#5:第5日 (3) 二つ目の顔

 しばらくして、誰かがやって来る足音がした。ドアを開けて入ってきたのは、事務長パーサーだった。

「ああ、ナイトさん! ……いや、失敬」

 いきなり大きな声を出したので、事務長パーサーは医者に睨まれてしまったようだ。地声が大きいからな。ベッドに寝ているティーラを見てから、後ろについてきた背の高い男に向かって頷いて見せ、それから無言で俺を手招きした。

「ありがとう、ドクター」

「どうしたしまして」

 医者と小声で挨拶を交わしてから、医務室を出る。それから事務室らしき部屋へ連れて行かれた。

「マイク、彼女は確かに我々の汽船シップのお客様だよ。

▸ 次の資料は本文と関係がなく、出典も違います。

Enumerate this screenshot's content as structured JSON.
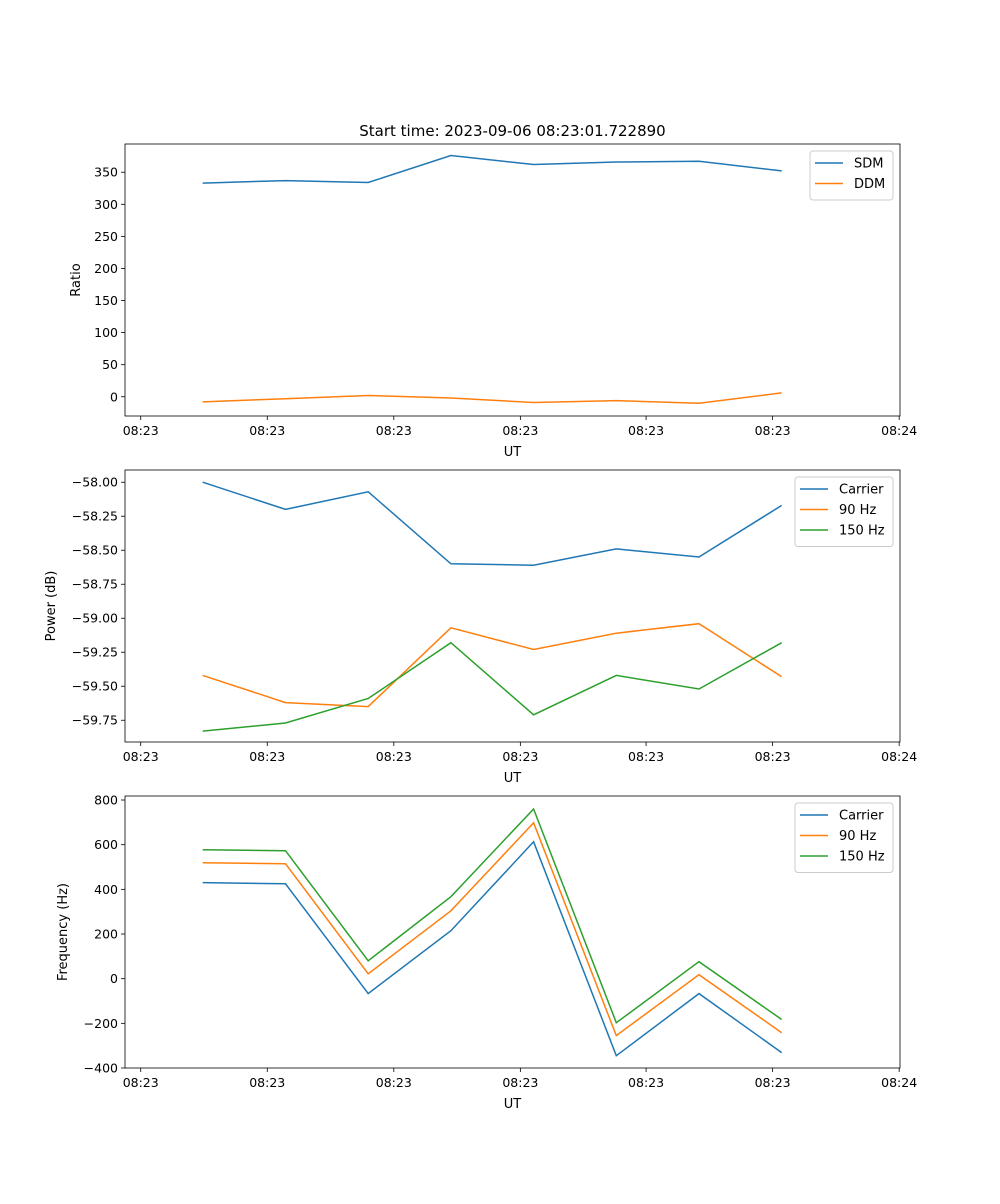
{
  "title": "Start time: 2023-09-06 08:23:01.722890",
  "colors": {
    "blue": "#1f77b4",
    "orange": "#ff7f0e",
    "green": "#2ca02c"
  },
  "chart_data": [
    {
      "type": "line",
      "title": "Start time: 2023-09-06 08:23:01.722890",
      "xlabel": "UT",
      "ylabel": "Ratio",
      "x": [
        0,
        1,
        2,
        3,
        4,
        5,
        6,
        7
      ],
      "xlim": [
        -0.94,
        8.43
      ],
      "xticks": [
        -0.75,
        0.78,
        2.31,
        3.84,
        5.36,
        6.89,
        8.42
      ],
      "xtick_labels": [
        "08:23",
        "08:23",
        "08:23",
        "08:23",
        "08:23",
        "08:23",
        "08:24"
      ],
      "ylim": [
        -30,
        394
      ],
      "yticks": [
        0,
        50,
        100,
        150,
        200,
        250,
        300,
        350
      ],
      "ytick_labels": [
        "0",
        "50",
        "100",
        "150",
        "200",
        "250",
        "300",
        "350"
      ],
      "legend": "top-right",
      "series": [
        {
          "name": "SDM",
          "color": "#1f77b4",
          "values": [
            333,
            337,
            334,
            376,
            362,
            366,
            367,
            352
          ]
        },
        {
          "name": "DDM",
          "color": "#ff7f0e",
          "values": [
            -8,
            -3,
            2,
            -2,
            -9,
            -6,
            -10,
            6
          ]
        }
      ]
    },
    {
      "type": "line",
      "title": "",
      "xlabel": "UT",
      "ylabel": "Power (dB)",
      "x": [
        0,
        1,
        2,
        3,
        4,
        5,
        6,
        7
      ],
      "xlim": [
        -0.94,
        8.43
      ],
      "xticks": [
        -0.75,
        0.78,
        2.31,
        3.84,
        5.36,
        6.89,
        8.42
      ],
      "xtick_labels": [
        "08:23",
        "08:23",
        "08:23",
        "08:23",
        "08:23",
        "08:23",
        "08:24"
      ],
      "ylim": [
        -59.91,
        -57.91
      ],
      "yticks": [
        -58.0,
        -58.25,
        -58.5,
        -58.75,
        -59.0,
        -59.25,
        -59.5,
        -59.75
      ],
      "ytick_labels": [
        "−58.00",
        "−58.25",
        "−58.50",
        "−58.75",
        "−59.00",
        "−59.25",
        "−59.50",
        "−59.75"
      ],
      "legend": "top-right",
      "series": [
        {
          "name": "Carrier",
          "color": "#1f77b4",
          "values": [
            -58.0,
            -58.2,
            -58.07,
            -58.6,
            -58.61,
            -58.49,
            -58.55,
            -58.17
          ]
        },
        {
          "name": "90 Hz",
          "color": "#ff7f0e",
          "values": [
            -59.42,
            -59.62,
            -59.65,
            -59.07,
            -59.23,
            -59.11,
            -59.04,
            -59.43
          ]
        },
        {
          "name": "150 Hz",
          "color": "#2ca02c",
          "values": [
            -59.83,
            -59.77,
            -59.59,
            -59.18,
            -59.71,
            -59.42,
            -59.52,
            -59.18
          ]
        }
      ]
    },
    {
      "type": "line",
      "title": "",
      "xlabel": "UT",
      "ylabel": "Frequency (Hz)",
      "x": [
        0,
        1,
        2,
        3,
        4,
        5,
        6,
        7
      ],
      "xlim": [
        -0.94,
        8.43
      ],
      "xticks": [
        -0.75,
        0.78,
        2.31,
        3.84,
        5.36,
        6.89,
        8.42
      ],
      "xtick_labels": [
        "08:23",
        "08:23",
        "08:23",
        "08:23",
        "08:23",
        "08:23",
        "08:24"
      ],
      "ylim": [
        -400,
        818
      ],
      "yticks": [
        -400,
        -200,
        0,
        200,
        400,
        600,
        800
      ],
      "ytick_labels": [
        "−400",
        "−200",
        "0",
        "200",
        "400",
        "600",
        "800"
      ],
      "legend": "top-right",
      "series": [
        {
          "name": "Carrier",
          "color": "#1f77b4",
          "values": [
            430,
            425,
            -67,
            215,
            613,
            -345,
            -67,
            -331
          ]
        },
        {
          "name": "90 Hz",
          "color": "#ff7f0e",
          "values": [
            519,
            515,
            22,
            304,
            698,
            -255,
            18,
            -242
          ]
        },
        {
          "name": "150 Hz",
          "color": "#2ca02c",
          "values": [
            577,
            573,
            80,
            367,
            760,
            -197,
            76,
            -183
          ]
        }
      ]
    }
  ]
}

ああ、ナイトさん、こちらはコンシエルジュのマイク・ラリー。あなたが彼女を助けて頂いたそうで、ありがとうございました。今までお客様がプールや海で気分が悪くなって、ここの医者のご厄介になったことは何度かあるのですが、ホテルの外で倒れたというのは初めてですよ。何にせよ、大事に至らずによかったです。彼女は私が後で汽船シップまで送りますので、あなたは今からご自由にして頂いて結構ですが……」

「ああ、そうさせてもらおう。上の道へは景色を見に行ったんだが、あんなことがあったんでゆっくり見る余裕がなかった。もう一度見に行って、それからこのホテルのバーで何か飲んでから、汽船シップに戻ることにするよ」

「バーでチケットをお示しになれば、マルガリータが1杯無料でお飲み頂けますよ」

「解った。それじゃあ」

 医務室を出ると、コンシエルジュが後から付いてきた。途中で俺を追い越し、エントランスまで先導する。外まで案内してから、俺に手を差し出し、握手を求めてきた。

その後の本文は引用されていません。